All told, the industry is past due on $1.4 billion, and the Wells Fargo report projects it could get worse. The report also helpfully points out that $3.9 billion in oil and gas loans are “criticized,” which is bankspeak for loans that are in danger of not being repaid. Keep in mind, this is only one bank, but things aren’t looking too great elsewhere.

JPMorgan saw its revenue fall 70% in the first quarter this year, in part due to dip oil prices. Oil and gas companies are also writing down their assets because they simply can’t do the thing they do, namely extract dead dinosaur goop out of the ground. The biggest problem is nobody wants their oil, and prices are in tough shape.

After briefly going negative earlier this year, the price of oil has rebounded a bit. Just not to levels needed to make drilling profitable. The Kansas City Federal Reserve Bank saw oil production dip sharply last quarter in the region it looks after as well. That region covers a huge swath of the Midwest and Southern Plains, including all of Oklahoma, one of the epicenters of the fracking boom. Companies included in its survey said they would need oil to get up to $51 per barrel to be profitable. That’s not really happening, though, with oil camped around $40 per barrel. That means more companies are at risk of defaulting on loans or laying off workers to cut costs, something even massive companies like BP are doing. Or both.

It also raises the chances that we could in fact see banks get in the oil business themselves, taking over the fossil fuel companies that default. Wells Fargo was among a group of large banks scheming to do just that in April. It feels like a lifetime ago, but the prospect of bank-owned oil and gas companies is now a good bit closer to the horizon.

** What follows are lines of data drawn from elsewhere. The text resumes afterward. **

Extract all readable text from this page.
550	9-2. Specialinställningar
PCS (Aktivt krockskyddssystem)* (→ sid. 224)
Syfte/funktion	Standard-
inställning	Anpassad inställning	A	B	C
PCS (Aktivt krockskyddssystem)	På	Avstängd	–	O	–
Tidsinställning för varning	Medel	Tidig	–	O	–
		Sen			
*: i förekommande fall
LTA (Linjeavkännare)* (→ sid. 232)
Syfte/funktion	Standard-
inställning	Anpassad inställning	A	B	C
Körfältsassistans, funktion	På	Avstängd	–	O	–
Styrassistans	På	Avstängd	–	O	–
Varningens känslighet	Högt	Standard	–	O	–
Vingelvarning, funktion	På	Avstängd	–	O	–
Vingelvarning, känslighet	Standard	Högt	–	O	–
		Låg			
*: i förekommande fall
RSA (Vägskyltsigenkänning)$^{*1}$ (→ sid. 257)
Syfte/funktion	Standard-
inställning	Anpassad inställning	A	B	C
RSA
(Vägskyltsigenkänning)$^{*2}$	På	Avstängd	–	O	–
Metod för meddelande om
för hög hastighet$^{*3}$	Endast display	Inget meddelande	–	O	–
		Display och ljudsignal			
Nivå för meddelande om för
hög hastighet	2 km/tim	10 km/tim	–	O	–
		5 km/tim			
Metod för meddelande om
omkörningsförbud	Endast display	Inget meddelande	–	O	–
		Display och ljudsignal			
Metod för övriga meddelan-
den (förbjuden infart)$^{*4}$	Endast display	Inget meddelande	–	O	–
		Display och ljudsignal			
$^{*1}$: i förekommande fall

I’m all for collective action when it’s people against oppressive systems. But I have to be honest, I’m not really sure how I feel about this one. It’s the opposite of whatever asking someone to choose their favorite puppy is. On the one hand, fossil fuel companies have engaged in a campaign of deception and delay and funded politicians to do their bidding. On the other hand, banks. I mean, what else is there to say?

Whatever comes next, it’s clear the current environment is unsustainable (even aside from the whole oil and gas industry ushering in a climate catastrophe). Oil and gas, particularly producing it through fracking, has never been a great investment. Now, the risk is rising for companies to default on loans, go bankrupt, and otherwise throw a wrench into the financial system as well as world energy markets. If only there was some way to transition the world away from these terrible investments and also stave off the destruction of life as we know it.